Scientific Reports (Dec 2022)

COVID-19 plasma exosomes promote proinflammatory immune responses in peripheral blood mononuclear cells

  • Lechuang Chen,
  • Rui Chen,
  • Min Yao,
  • Zhimin Feng,
  • Guoxiang Yuan,
  • Fengchun Ye,
  • Kien Nguyen,
  • Jonathan Karn,
  • Grace A. McComsey,
  • Thomas M. McIntyre,
  • Ge Jin

DOI
https://doi.org/10.1038/s41598-022-26457-8
Journal volume & issue
Vol. 12, no. 1
pp. 1 – 17

Abstract

Read online

Abstract Elevated serum cytokine production in COVID-19 patients is associated with disease progression and severity. However, the stimuli that initiate cytokine production in patients remain to be fully revealed. Virus-infected cells release virus-associated exosomes, extracellular vesicles of endocytic origin, into the blood to deliver viral cargoes able to regulate immune responses. Here, we report that plasma exosomes of COVID-19 patients contain SARS-CoV-2 double stranded RNA (dsRNA) and stimulate robust production of interleukin-6 (IL-6), IL-8, tumor necrosis factor-α (TNF-α), and other inflammatory cytokines and chemokines by human peripheral mononuclear cells.
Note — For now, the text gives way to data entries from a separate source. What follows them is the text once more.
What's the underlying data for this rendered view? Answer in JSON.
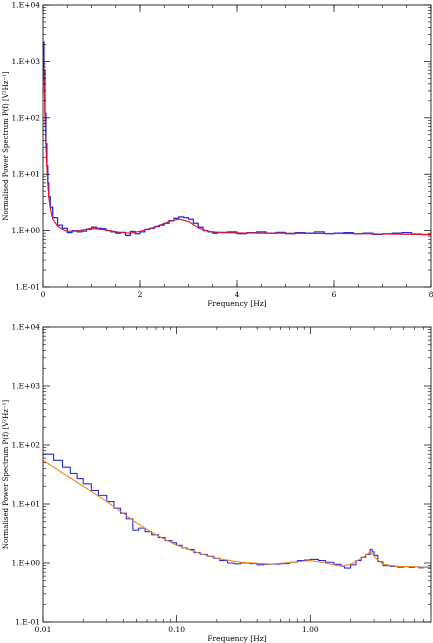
{
  "colors": {
    "series1": "#2b2bd9",
    "series2": "#e8132b",
    "series3": "#f08a1c",
    "axis": "#000000"
  },
  "chart_data": [
    {
      "type": "line",
      "title": "",
      "xlabel": "Frequency [Hz]",
      "ylabel": "Normalised Power Spectrum P(f) [V²Hz⁻¹]",
      "x_scale": "linear",
      "y_scale": "log",
      "xlim": [
        0,
        8
      ],
      "ylim": [
        0.1,
        10000
      ],
      "x_ticks": [
        {
          "value": 0,
          "label": "0"
        },
        {
          "value": 2,
          "label": "2"
        },
        {
          "value": 4,
          "label": "4"
        },
        {
          "value": 6,
          "label": "6"
        },
        {
          "value": 8,
          "label": "8"
        }
      ],
      "y_ticks": [
        {
          "value": 0.1,
          "label": "1.E-01"
        },
        {
          "value": 1,
          "label": "1.E+00"
        },
        {
          "value": 10,
          "label": "1.E+01"
        },
        {
          "value": 100,
          "label": "1.E+02"
        },
        {
          "value": 1000,
          "label": "1.E+03"
        },
        {
          "value": 10000,
          "label": "1.E+04"
        }
      ],
      "series": [
        {
          "color": "#2b2bd9",
          "step": true,
          "x": [
            0.0,
            0.02,
            0.04,
            0.06,
            0.08,
            0.1,
            0.12,
            0.15,
            0.2,
            0.3,
            0.4,
            0.5,
            0.6,
            0.7,
            0.8,
            0.9,
            1.0,
            1.1,
            1.2,
            1.3,
            1.4,
            1.5,
            1.6,
            1.7,
            1.8,
            1.9,
            2.0,
            2.1,
            2.2,
            2.3,
            2.4,
            2.5,
            2.6,
            2.7,
            2.8,
            2.9,
            3.0,
            3.1,
            3.2,
            3.3,
            3.4,
            3.5,
            3.6,
            3.8,
            4.0,
            4.2,
            4.4,
            4.6,
            4.8,
            5.0,
            5.2,
            5.4,
            5.6,
            5.8,
            6.0,
            6.2,
            6.4,
            6.6,
            6.8,
            7.0,
            7.2,
            7.4,
            7.6,
            7.8,
            8.0
          ],
          "y": [
            2200,
            700,
            120,
            35,
            14,
            7,
            4,
            2.6,
            1.7,
            1.25,
            1.1,
            0.92,
            1.0,
            0.95,
            0.98,
            1.05,
            1.15,
            1.1,
            1.08,
            1.0,
            0.95,
            0.9,
            0.93,
            0.82,
            0.97,
            0.88,
            0.95,
            1.05,
            1.1,
            1.18,
            1.25,
            1.35,
            1.5,
            1.65,
            1.75,
            1.7,
            1.6,
            1.35,
            1.15,
            1.0,
            0.95,
            0.9,
            0.93,
            0.95,
            0.88,
            0.92,
            0.95,
            0.9,
            0.93,
            0.88,
            0.92,
            0.9,
            0.95,
            0.88,
            0.9,
            0.92,
            0.88,
            0.9,
            0.86,
            0.88,
            0.9,
            0.92,
            0.87,
            0.85,
            0.84
          ]
        },
        {
          "color": "#e8132b",
          "step": false,
          "x": [
            0.0,
            0.02,
            0.04,
            0.06,
            0.08,
            0.1,
            0.12,
            0.15,
            0.2,
            0.3,
            0.4,
            0.5,
            0.7,
            1.0,
            1.3,
            1.6,
            1.8,
            2.0,
            2.3,
            2.6,
            2.8,
            3.0,
            3.2,
            3.4,
            3.7,
            4.0,
            4.5,
            5.0,
            5.5,
            6.0,
            6.5,
            7.0,
            7.5,
            8.0
          ],
          "y": [
            2000,
            650,
            110,
            32,
            13,
            6.5,
            3.8,
            2.5,
            1.6,
            1.2,
            1.05,
            0.97,
            0.98,
            1.1,
            1.02,
            0.93,
            0.9,
            0.97,
            1.15,
            1.45,
            1.6,
            1.45,
            1.12,
            0.97,
            0.92,
            0.91,
            0.9,
            0.9,
            0.89,
            0.89,
            0.88,
            0.87,
            0.86,
            0.85
          ]
        }
      ]
    },
    {
      "type": "line",
      "title": "",
      "xlabel": "Frequency [Hz]",
      "ylabel": "Normalised Power Spectrum P(f) [V²Hz⁻¹]",
      "x_scale": "log",
      "y_scale": "log",
      "xlim": [
        0.01,
        8
      ],
      "ylim": [
        0.1,
        10000
      ],
      "x_ticks": [
        {
          "value": 0.01,
          "label": "0.01"
        },
        {
          "value": 0.1,
          "label": "0.10"
        },
        {
          "value": 1,
          "label": "1.00"
        }
      ],
      "y_ticks": [
        {
          "value": 0.1,
          "label": "1.E-01"
        },
        {
          "value": 1,
          "label": "1.E+00"
        },
        {
          "value": 10,
          "label": "1.E+01"
        },
        {
          "value": 100,
          "label": "1.E+02"
        },
        {
          "value": 1000,
          "label": "1.E+03"
        },
        {
          "value": 10000,
          "label": "1.E+04"
        }
      ],
      "series": [
        {
          "color": "#2b2bd9",
          "step": true,
          "x": [
            0.01,
            0.012,
            0.014,
            0.016,
            0.018,
            0.02,
            0.023,
            0.026,
            0.03,
            0.034,
            0.038,
            0.042,
            0.047,
            0.052,
            0.058,
            0.065,
            0.073,
            0.082,
            0.092,
            0.1,
            0.11,
            0.12,
            0.135,
            0.15,
            0.17,
            0.19,
            0.21,
            0.24,
            0.27,
            0.3,
            0.35,
            0.4,
            0.45,
            0.5,
            0.6,
            0.7,
            0.8,
            0.9,
            1.0,
            1.15,
            1.3,
            1.5,
            1.7,
            1.8,
            2.0,
            2.2,
            2.4,
            2.6,
            2.8,
            2.9,
            3.0,
            3.2,
            3.5,
            4.0,
            4.5,
            5.0,
            5.5,
            6.0,
            6.5,
            7.0,
            8.0
          ],
          "y": [
            70,
            55,
            42,
            33,
            27,
            22,
            17,
            14,
            11,
            8.5,
            7.0,
            5.6,
            3.6,
            3.9,
            3.4,
            3.0,
            2.7,
            2.4,
            2.2,
            2.0,
            1.8,
            1.7,
            1.5,
            1.4,
            1.3,
            1.2,
            1.1,
            1.0,
            0.97,
            1.0,
            0.98,
            0.93,
            0.95,
            0.96,
            0.98,
            1.03,
            1.1,
            1.12,
            1.15,
            1.1,
            1.03,
            0.95,
            0.88,
            0.82,
            0.93,
            1.1,
            1.25,
            1.4,
            1.7,
            1.55,
            1.35,
            1.05,
            0.9,
            0.88,
            0.85,
            0.87,
            0.84,
            0.86,
            0.83,
            0.85,
            0.84
          ]
        },
        {
          "color": "#f08a1c",
          "step": false,
          "x": [
            0.01,
            0.02,
            0.03,
            0.05,
            0.07,
            0.1,
            0.15,
            0.2,
            0.3,
            0.5,
            0.7,
            1.0,
            1.3,
            1.7,
            2.0,
            2.5,
            2.8,
            3.1,
            3.5,
            4.5,
            6.0,
            8.0
          ],
          "y": [
            55,
            20,
            11,
            4.8,
            3.0,
            2.0,
            1.45,
            1.2,
            1.03,
            0.96,
            1.02,
            1.1,
            1.0,
            0.88,
            0.95,
            1.25,
            1.55,
            1.2,
            0.95,
            0.88,
            0.86,
            0.84
          ]
        }
      ]
    }
  ]
}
Exosome depletion abolished these stimulated responses. COVID-19 plasma exosomes induced proinflammatory responses in CD4+ T cells, CD8+ T cells, and CD14+ monocytes but not significantly in regulatory T cells, Th17 T cells, or central memory T cells. COVID-19 plasma exosomes protect the SARS-CoV-2 dsRNA cargo from RNase and deliver the dsRNA into recipient cells. These exosomes significantly increase expression of endosomal toll-like receptor 3 (TLR3), TLR7, TLR8, and TLR9 in peripheral T cells and monocytes. A pharmacological inhibitor of TLR3 considerably reduced cytokine and chemokine production by CD4+ and CD8+ T cells but not by CD14+ monocytes, highlighting divergent signaling pathways of immune cells in response to COVID-19 plasma exosomes. Our results identify a novel model of intercellular crosstalk following SARS-CoV-2 infection that evoke immune responses positioned to contribute to elevated cytokine production associated with COVID-19 progression, severity, and long-haul symptoms.